China’s Fuel Demand May Peak Sooner Than Expected

Sinopec chairman suggests diesel peak may be in 2017, with potential affects on western oil suppliers.

April 07, 2015

BEIJING – China’s biggest oil refiner, Sinopec, is signaling that the nation is headed to its peak diesel and gasoline consumption far sooner than most Western energy companies and analysts are forecasting, writes FuelFix.com.

The company’s prediction could pose a major challenge to the world’s largest oil companies which are counting on demand from China, and other developing countries, as energy consumption falls in more advanced economies.

According to the report, the peak in China’s diesel demand is just two years away, in 2017, according to Sinopec Chairman Fu Chengyu, who gave his outlook late last month.

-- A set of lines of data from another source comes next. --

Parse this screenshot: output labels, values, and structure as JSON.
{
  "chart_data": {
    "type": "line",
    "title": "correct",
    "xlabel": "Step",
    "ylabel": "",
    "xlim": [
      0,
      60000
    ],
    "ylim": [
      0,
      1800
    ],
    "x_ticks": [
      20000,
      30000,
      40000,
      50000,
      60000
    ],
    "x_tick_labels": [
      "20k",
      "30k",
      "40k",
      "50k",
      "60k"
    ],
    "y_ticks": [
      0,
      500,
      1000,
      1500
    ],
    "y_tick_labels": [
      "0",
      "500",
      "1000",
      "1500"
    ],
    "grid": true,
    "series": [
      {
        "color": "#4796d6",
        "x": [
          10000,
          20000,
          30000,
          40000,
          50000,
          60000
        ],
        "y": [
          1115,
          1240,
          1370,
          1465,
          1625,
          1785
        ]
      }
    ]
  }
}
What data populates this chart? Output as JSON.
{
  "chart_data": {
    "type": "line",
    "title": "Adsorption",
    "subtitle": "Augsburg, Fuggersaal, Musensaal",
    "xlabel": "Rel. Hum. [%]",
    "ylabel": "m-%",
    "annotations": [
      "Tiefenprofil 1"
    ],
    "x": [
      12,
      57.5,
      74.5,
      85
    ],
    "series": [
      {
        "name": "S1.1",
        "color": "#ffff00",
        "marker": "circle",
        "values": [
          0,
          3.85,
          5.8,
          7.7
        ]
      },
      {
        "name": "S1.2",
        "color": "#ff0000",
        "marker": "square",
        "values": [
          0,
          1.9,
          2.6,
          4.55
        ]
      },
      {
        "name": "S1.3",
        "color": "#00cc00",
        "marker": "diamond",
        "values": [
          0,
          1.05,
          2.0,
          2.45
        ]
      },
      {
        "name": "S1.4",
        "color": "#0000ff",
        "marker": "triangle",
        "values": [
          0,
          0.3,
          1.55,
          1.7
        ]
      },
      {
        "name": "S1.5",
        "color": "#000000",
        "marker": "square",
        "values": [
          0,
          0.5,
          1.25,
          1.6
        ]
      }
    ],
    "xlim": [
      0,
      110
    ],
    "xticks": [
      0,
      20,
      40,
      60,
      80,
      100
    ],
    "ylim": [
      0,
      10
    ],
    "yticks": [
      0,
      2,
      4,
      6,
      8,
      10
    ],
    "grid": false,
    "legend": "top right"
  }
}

The high point in gasoline sales is likely to come in about a decade, he said, and the company is already preparing for the day when selling fuel is what he called a “non-core” activity. Sinopec is already planning for the time when its primary business isn’t selling fuels but consumer goods at its shops and filling stations that blanket the nation.

“That forecast, from a company whose 30,000 gas stations and 23,000 convenience stores arguably give it a better view on the market than anyone else, runs counter to the narrative heard regularly from Western oil drillers that Chinese demand for their product will increase for decades to come,” writes Fuel Fix.

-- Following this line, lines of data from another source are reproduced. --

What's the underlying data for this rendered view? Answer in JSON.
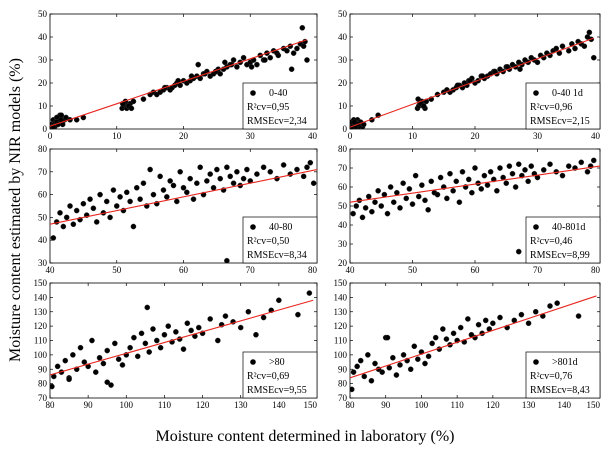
{
  "figure": {
    "xlabel": "Moisture content determined in laboratory (%)",
    "ylabel": "Moisture content estimated by NIR models (%)"
  },
  "colors": {
    "points": "#000000",
    "fit_line": "#e8261e",
    "frame": "#000000"
  },
  "chart_data": [
    {
      "type": "scatter",
      "panel": "top-left",
      "legend": {
        "label": "0-40",
        "r2": "R²cv=0,95",
        "rmse": "RMSEcv=2,34",
        "position": "bottom-right"
      },
      "xlim": [
        0,
        40
      ],
      "ylim": [
        0,
        50
      ],
      "xticks": [
        0,
        10,
        20,
        30,
        40
      ],
      "yticks": [
        0,
        10,
        20,
        30,
        40,
        50
      ],
      "x": [
        0.2,
        0.5,
        0.8,
        1.0,
        1.2,
        1.5,
        1.8,
        2.0,
        0.3,
        0.6,
        1.1,
        1.4,
        1.7,
        2.2,
        0.4,
        0.9,
        1.3,
        0.7,
        1.6,
        2.4,
        1.9,
        0.5,
        1.0,
        1.2,
        3.0,
        4.0,
        5.0,
        10.8,
        11.0,
        11.2,
        11.5,
        11.7,
        12.0,
        11.3,
        11.8,
        12.2,
        10.9,
        12.5,
        14.0,
        15.0,
        15.5,
        16.0,
        16.5,
        17.0,
        17.5,
        18.0,
        18.3,
        18.7,
        19.0,
        19.5,
        20.0,
        20.5,
        21.0,
        21.5,
        22.0,
        22.5,
        23.0,
        23.5,
        24.0,
        24.5,
        25.0,
        25.5,
        26.0,
        26.5,
        27.0,
        27.5,
        28.0,
        28.5,
        29.0,
        29.5,
        30.0,
        30.5,
        31.0,
        31.5,
        32.0,
        32.5,
        33.0,
        33.5,
        34.0,
        35.0,
        35.5,
        36.0,
        36.5,
        37.0,
        37.5,
        37.8,
        38.0,
        38.2,
        38.5,
        17.2,
        19.2,
        21.2,
        23.2,
        25.2,
        27.2,
        26.2,
        30.2,
        32.2,
        34.2,
        36.2,
        22.2,
        24.8
      ],
      "y": [
        2,
        4,
        3,
        5,
        2,
        6,
        3,
        4,
        1,
        2,
        5,
        3,
        6,
        4,
        0,
        2,
        3,
        1,
        4,
        5,
        2,
        1,
        3,
        2,
        4,
        4,
        5,
        9,
        10,
        11,
        9,
        10,
        11,
        12,
        10,
        9,
        11,
        12,
        13,
        15,
        16,
        15,
        16,
        17,
        18,
        17,
        18,
        19,
        20,
        19,
        21,
        20,
        21,
        22,
        23,
        22,
        24,
        25,
        23,
        24,
        25,
        24,
        26,
        27,
        28,
        30,
        27,
        29,
        31,
        28,
        29,
        30,
        28,
        32,
        30,
        33,
        31,
        34,
        33,
        35,
        34,
        36,
        33,
        35,
        37,
        44,
        36,
        38,
        30,
        18,
        21,
        23,
        24,
        26,
        28,
        29,
        27,
        30,
        32,
        26,
        28,
        25
      ],
      "fit": [
        [
          0,
          1.2
        ],
        [
          38.5,
          38.8
        ]
      ]
    },
    {
      "type": "scatter",
      "panel": "top-right",
      "legend": {
        "label": "0-40 1d",
        "r2": "R²cv=0,96",
        "rmse": "RMSEcv=2,15",
        "position": "bottom-right"
      },
      "xlim": [
        0,
        40
      ],
      "ylim": [
        0,
        50
      ],
      "xticks": [
        0,
        10,
        20,
        30,
        40
      ],
      "yticks": [
        0,
        10,
        20,
        30,
        40,
        50
      ],
      "x": [
        0.2,
        0.5,
        0.8,
        1.0,
        1.2,
        1.5,
        1.8,
        2.0,
        0.3,
        0.6,
        1.1,
        1.4,
        1.7,
        2.2,
        0.4,
        0.9,
        1.3,
        0.7,
        3.5,
        4.5,
        10.8,
        11.0,
        11.2,
        11.5,
        11.7,
        12.0,
        11.3,
        11.8,
        12.2,
        10.9,
        13.0,
        14.0,
        15.0,
        15.5,
        16.0,
        16.5,
        17.0,
        17.5,
        18.0,
        18.3,
        18.7,
        19.0,
        19.5,
        20.0,
        20.5,
        21.0,
        21.5,
        22.0,
        22.5,
        23.0,
        23.5,
        24.0,
        24.5,
        25.0,
        25.5,
        26.0,
        26.5,
        27.0,
        27.5,
        28.0,
        28.5,
        29.0,
        29.5,
        30.0,
        30.5,
        31.0,
        31.5,
        32.0,
        32.5,
        33.0,
        33.5,
        34.0,
        35.0,
        35.5,
        36.0,
        36.5,
        37.0,
        37.5,
        38.0,
        38.3,
        38.6,
        39.0,
        17.2,
        19.2,
        21.2,
        23.2,
        25.2,
        27.2
      ],
      "y": [
        1,
        2,
        3,
        2,
        4,
        3,
        2,
        1,
        3,
        4,
        2,
        1,
        3,
        2,
        0,
        1,
        2,
        3,
        4,
        6,
        9,
        10,
        11,
        12,
        10,
        9,
        11,
        10,
        12,
        13,
        13,
        15,
        16,
        17,
        16,
        17,
        18,
        19,
        18,
        20,
        19,
        21,
        22,
        20,
        21,
        23,
        22,
        23,
        24,
        25,
        24,
        26,
        25,
        27,
        26,
        28,
        27,
        29,
        28,
        30,
        29,
        31,
        30,
        29,
        32,
        31,
        33,
        32,
        34,
        35,
        33,
        36,
        34,
        37,
        35,
        38,
        37,
        36,
        40,
        42,
        39,
        31,
        19,
        21,
        23,
        25,
        27,
        26
      ],
      "fit": [
        [
          0,
          0.8
        ],
        [
          39,
          39.5
        ]
      ]
    },
    {
      "type": "scatter",
      "panel": "middle-left",
      "legend": {
        "label": "40-80",
        "r2": "R²cv=0,50",
        "rmse": "RMSEcv=8,34",
        "position": "bottom-right"
      },
      "xlim": [
        40,
        80
      ],
      "ylim": [
        30,
        80
      ],
      "xticks": [
        40,
        50,
        60,
        70,
        80
      ],
      "yticks": [
        30,
        40,
        50,
        60,
        70,
        80
      ],
      "x": [
        40.5,
        41.0,
        41.5,
        42.0,
        42.5,
        43.0,
        43.5,
        44.0,
        44.5,
        45.0,
        45.5,
        46.0,
        46.5,
        47.0,
        47.5,
        48.0,
        48.5,
        49.0,
        49.5,
        50.0,
        50.5,
        51.0,
        51.5,
        52.0,
        52.5,
        53.0,
        53.5,
        54.0,
        54.5,
        55.0,
        55.5,
        56.0,
        56.5,
        57.0,
        57.5,
        58.0,
        58.5,
        59.0,
        59.5,
        60.0,
        60.5,
        61.0,
        61.5,
        62.0,
        62.5,
        63.0,
        63.5,
        64.0,
        64.5,
        65.0,
        65.5,
        66.0,
        66.5,
        67.0,
        67.5,
        68.0,
        68.5,
        69.0,
        69.5,
        70.0,
        71.0,
        72.0,
        73.0,
        74.0,
        75.0,
        76.0,
        77.0,
        78.0,
        78.5,
        79.0,
        79.5,
        66.5
      ],
      "y": [
        41,
        48,
        52,
        46,
        50,
        55,
        47,
        53,
        49,
        56,
        51,
        58,
        54,
        48,
        60,
        52,
        57,
        50,
        62,
        55,
        59,
        53,
        61,
        57,
        46,
        63,
        58,
        65,
        55,
        71,
        60,
        56,
        68,
        62,
        59,
        66,
        64,
        57,
        70,
        63,
        61,
        67,
        58,
        65,
        72,
        60,
        66,
        69,
        63,
        71,
        67,
        62,
        72,
        68,
        65,
        70,
        64,
        67,
        71,
        66,
        69,
        72,
        70,
        67,
        73,
        69,
        71,
        68,
        72,
        74,
        65,
        31
      ],
      "fit": [
        [
          40,
          47
        ],
        [
          80,
          71
        ]
      ]
    },
    {
      "type": "scatter",
      "panel": "middle-right",
      "legend": {
        "label": "40-801d",
        "r2": "R²cv=0,46",
        "rmse": "RMSEcv=8,99",
        "position": "bottom-right"
      },
      "xlim": [
        40,
        80
      ],
      "ylim": [
        20,
        80
      ],
      "xticks": [
        40,
        50,
        60,
        70,
        80
      ],
      "yticks": [
        20,
        30,
        40,
        50,
        60,
        70,
        80
      ],
      "x": [
        40.5,
        41.0,
        41.5,
        42.0,
        42.5,
        43.0,
        43.5,
        44.0,
        44.5,
        45.0,
        45.5,
        46.0,
        46.5,
        47.0,
        47.5,
        48.0,
        48.5,
        49.0,
        49.5,
        50.0,
        50.5,
        51.0,
        51.5,
        52.0,
        52.5,
        53.0,
        53.5,
        54.0,
        54.5,
        55.0,
        55.5,
        56.0,
        56.5,
        57.0,
        57.5,
        58.0,
        58.5,
        59.0,
        59.5,
        60.0,
        60.5,
        61.0,
        61.5,
        62.0,
        62.5,
        63.0,
        63.5,
        64.0,
        64.5,
        65.0,
        65.5,
        66.0,
        66.5,
        67.0,
        67.5,
        68.0,
        68.5,
        69.0,
        69.5,
        70.0,
        71.0,
        72.0,
        73.0,
        74.0,
        75.0,
        76.0,
        77.0,
        78.0,
        78.5,
        79.0,
        67.0
      ],
      "y": [
        46,
        50,
        53,
        44,
        49,
        55,
        47,
        52,
        58,
        50,
        56,
        46,
        60,
        52,
        57,
        49,
        62,
        54,
        59,
        51,
        66,
        55,
        61,
        53,
        48,
        63,
        57,
        56,
        65,
        60,
        54,
        67,
        58,
        63,
        52,
        68,
        60,
        64,
        57,
        70,
        62,
        59,
        66,
        61,
        68,
        64,
        58,
        70,
        65,
        62,
        71,
        67,
        60,
        72,
        66,
        69,
        63,
        71,
        67,
        65,
        69,
        72,
        68,
        66,
        71,
        70,
        73,
        68,
        71,
        74,
        26
      ],
      "fit": [
        [
          40,
          52
        ],
        [
          80,
          71
        ]
      ]
    },
    {
      "type": "scatter",
      "panel": "bottom-left",
      "legend": {
        "label": ">80",
        "r2": "R²cv=0,69",
        "rmse": "RMSEcv=9,55",
        "position": "bottom-right"
      },
      "xlim": [
        80,
        150
      ],
      "ylim": [
        70,
        150
      ],
      "xticks": [
        80,
        90,
        100,
        110,
        120,
        130,
        140,
        150
      ],
      "yticks": [
        70,
        80,
        90,
        100,
        110,
        120,
        130,
        140,
        150
      ],
      "x": [
        80.5,
        81.0,
        82.0,
        83.0,
        84.0,
        85.0,
        86.0,
        87.0,
        88.0,
        89.0,
        90.0,
        91.0,
        92.0,
        93.0,
        94.0,
        95.0,
        96.0,
        97.0,
        98.0,
        99.0,
        100.0,
        101.0,
        102.0,
        103.0,
        104.0,
        105.0,
        106.0,
        107.0,
        108.0,
        109.0,
        110.0,
        111.0,
        112.0,
        113.0,
        114.0,
        115.0,
        116.0,
        117.0,
        118.0,
        119.0,
        120.0,
        122.0,
        124.0,
        125.0,
        126.0,
        128.0,
        130.0,
        132.0,
        134.0,
        136.0,
        138.0,
        140.0,
        145.0,
        148.0,
        105.5,
        85.0,
        95.0
      ],
      "y": [
        78,
        85,
        92,
        88,
        96,
        84,
        100,
        90,
        105,
        95,
        92,
        110,
        88,
        98,
        94,
        103,
        79,
        108,
        97,
        93,
        100,
        105,
        112,
        99,
        115,
        108,
        102,
        118,
        110,
        105,
        114,
        120,
        109,
        116,
        111,
        104,
        122,
        117,
        113,
        119,
        115,
        125,
        110,
        121,
        127,
        123,
        119,
        130,
        114,
        126,
        131,
        138,
        128,
        143,
        133,
        83,
        81
      ],
      "fit": [
        [
          80,
          86
        ],
        [
          149,
          138
        ]
      ]
    },
    {
      "type": "scatter",
      "panel": "bottom-right",
      "legend": {
        "label": ">801d",
        "r2": "R²cv=0,76",
        "rmse": "RMSEcv=8,43",
        "position": "bottom-right"
      },
      "xlim": [
        80,
        150
      ],
      "ylim": [
        70,
        150
      ],
      "xticks": [
        80,
        90,
        100,
        110,
        120,
        130,
        140,
        150
      ],
      "yticks": [
        70,
        80,
        90,
        100,
        110,
        120,
        130,
        140,
        150
      ],
      "x": [
        80.5,
        81.0,
        82.0,
        83.0,
        84.0,
        85.0,
        86.0,
        87.0,
        88.0,
        89.0,
        90.0,
        91.0,
        92.0,
        93.0,
        94.0,
        95.0,
        96.0,
        97.0,
        98.0,
        99.0,
        100.0,
        101.0,
        102.0,
        103.0,
        104.0,
        105.0,
        106.0,
        107.0,
        108.0,
        109.0,
        110.0,
        111.0,
        112.0,
        113.0,
        114.0,
        115.0,
        116.0,
        117.0,
        118.0,
        119.0,
        120.0,
        122.0,
        124.0,
        126.0,
        128.0,
        130.0,
        132.0,
        134.0,
        136.0,
        138.0,
        144.0,
        90.5
      ],
      "y": [
        76,
        88,
        92,
        96,
        85,
        100,
        82,
        94,
        90,
        88,
        112,
        91,
        98,
        86,
        93,
        100,
        96,
        90,
        106,
        97,
        102,
        94,
        99,
        108,
        112,
        104,
        118,
        111,
        107,
        115,
        110,
        119,
        109,
        125,
        114,
        112,
        121,
        115,
        124,
        118,
        122,
        126,
        119,
        124,
        128,
        122,
        130,
        127,
        134,
        136,
        127,
        112
      ],
      "fit": [
        [
          80,
          84
        ],
        [
          149,
          141
        ]
      ]
    }
  ]
}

But signs of China’s energy slowdown are already evident. Diesel demand declined last year, and growth in crude oil consumption has shriveled. Crude use is projected to rise about 3% this year, less than half the rate of the total economy. Further, China’s political leadership is trying to wean the economy off debt-fueled property investment and old-line smokestack industries, shifting toward services and domestic-consumption led growth.